Vorwärts und alles vergessen

Neue Bilder von der Zukunft braucht die Stadt. Darin sind sich die Experten einig. Nach dem Ende der „Metropole“ und der „Hauptstadt“ fragt sich allerdings, welche Bilder das sind. Und wer beim großen Malwettbewerb um die Zukunft mitmalen darf

von UWE RADA

Metadiskussionen bringen es so mit sich, dass im Grunde keiner weiß, worüber eigentlich diskutiert wird. Das ist beim Thema Zukunftsbilder nicht anders. Umso hilfreicher war es deshalb, dass Meinolf Dierkes vom Wissenschaftszentrum Berlin beim gestrigen Hearing zum Thema „Leitbilder für die Metropolenregion Berlin-Brandenburg“ zunächst ganz praktische Begriffsklärung betrieb. Ein Leitbild, so Dierkes, gehe von der Gegenwart aus und projiziere das Wünschbare und das Machbare in die Zukunft. „Dadurch unterscheidet es sich sowohl von der Planung, die nur das Machbare im Sinn hat, und von der Utopie, der es nur um das Wünschbare geht.“

Eingeladen zum Hearing hatte die Enquetekommission „Zukunftsfähiges Berlin“, der, wenn man so will, parlamentarische Arm des Berliner Agenda-21-Prozesses. Klarheit wollte man sich verschaffen angesichts eines wahren Dschungels an Berlin-Bildern, die vom „Neuen Berlin“ über die „Hauptstadt“ noch immer bis zur „Metropole“ reichen. Allein, bei Meinolf Dierkes wurden die Leitbildsuchenden auch nicht fündig. Dierkes nämlich zog es zunächst vor, die gängigen Bilder genüsslich zu zerlegen, schwadronierte über die gescheiterte „Olympiastadt“, betonte, dass auch die „Hauptstadt“ nicht die Jobs brachte, die in der Industrie wegfielen und kam am Ende zur „Ost-West-Drehscheibe“. „Es gibt ja kaum mehr was zu drehen“, meinte er, „selbst der Großflughafen wird, wenn überhaupt, als Umsteigeflughafen gebraucht.“ Und beim „Ost-West“ seien andere längst weiter.
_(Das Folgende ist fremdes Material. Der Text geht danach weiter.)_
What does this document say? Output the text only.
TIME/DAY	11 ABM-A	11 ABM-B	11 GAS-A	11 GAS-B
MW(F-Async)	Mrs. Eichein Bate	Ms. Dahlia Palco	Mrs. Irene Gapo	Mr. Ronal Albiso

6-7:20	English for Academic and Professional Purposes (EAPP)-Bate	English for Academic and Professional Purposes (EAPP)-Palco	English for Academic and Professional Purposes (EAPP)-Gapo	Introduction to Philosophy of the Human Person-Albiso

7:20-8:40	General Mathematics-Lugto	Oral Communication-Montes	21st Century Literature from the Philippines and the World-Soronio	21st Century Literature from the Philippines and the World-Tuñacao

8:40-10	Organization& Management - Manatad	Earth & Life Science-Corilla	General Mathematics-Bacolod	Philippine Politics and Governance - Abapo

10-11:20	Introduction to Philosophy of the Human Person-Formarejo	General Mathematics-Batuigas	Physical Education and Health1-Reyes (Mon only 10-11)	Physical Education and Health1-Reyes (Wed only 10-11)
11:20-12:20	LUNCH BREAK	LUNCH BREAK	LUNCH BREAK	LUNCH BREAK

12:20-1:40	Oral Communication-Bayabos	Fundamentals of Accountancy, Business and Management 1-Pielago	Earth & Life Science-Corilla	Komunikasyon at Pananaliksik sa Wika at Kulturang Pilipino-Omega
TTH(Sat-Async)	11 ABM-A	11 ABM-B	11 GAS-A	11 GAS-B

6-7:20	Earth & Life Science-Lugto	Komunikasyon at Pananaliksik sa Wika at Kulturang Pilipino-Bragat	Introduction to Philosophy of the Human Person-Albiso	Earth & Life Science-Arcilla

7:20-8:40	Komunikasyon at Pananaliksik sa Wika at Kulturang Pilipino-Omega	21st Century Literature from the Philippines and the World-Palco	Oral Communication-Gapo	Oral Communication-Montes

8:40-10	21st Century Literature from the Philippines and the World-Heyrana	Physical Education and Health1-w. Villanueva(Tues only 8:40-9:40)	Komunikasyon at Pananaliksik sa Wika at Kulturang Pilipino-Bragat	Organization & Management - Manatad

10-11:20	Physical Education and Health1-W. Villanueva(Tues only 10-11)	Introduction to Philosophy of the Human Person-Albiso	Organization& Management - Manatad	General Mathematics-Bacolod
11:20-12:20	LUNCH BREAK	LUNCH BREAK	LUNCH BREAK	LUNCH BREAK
Das konnte und wollte natürlich Volker Hassemer, als geschäftsführender „Partner für Berlin“ gewissermaßen oberster Berliner Leitbildhauer, nicht auf sich sitzen lassen. „Als Deutsche sind wir gut darin, uns zu erzählen, was wir nicht können“, meinte Hassemer. Dabei komme es weniger auf die Schwächen an als vielmehr darauf, die Berliner Stärken herauszuarbeiten. Hassemer nannte deren gleich fünf. Die „mitteleuropäische Platzierung“ Berlins gehörte ebenso dazu wie die Eigenschaft des „Entscheiderzentrums im größten europäischen Land“, die „Wissenschaftsstadt“, die „Kulturmetropole“ und, nicht zuletzt, die Tatsache, „dass es in Berlin nicht nur spannend ist zu arbeiten, sondern dass es sich hier auch gut leben lässt“.

Klaus Brake, der dritte im Hearings-Bunde und zugleich Mitverfasser der vom Senat in Auftrag gegebenen Berlin-Studie, unterschied schließlich verschiedene „Leitbildelemente“, die es herauszuarbeiten gelte. Dies betreffe nicht nur die Berliner „Ziele“, sondern auch seine „Ressourcen“ und nicht zuletzt den „Weg“, den die Stadt einschlagen müsse.

Namentlich beim Weg gingen die Meinungen der Diskutanten allerdings auseinander. Während Hassemer das Leitbildmalen den politischen und gesellschaftlichen Eliten anvertrauen will, plädierten die anderen für eine Öffnung in die Gesellschaft hinein. In einem freilich waren sich alle einig: Berlin muss mehr auf seine eigenen Stärken, seine „endogenen Potenziale“ setzen.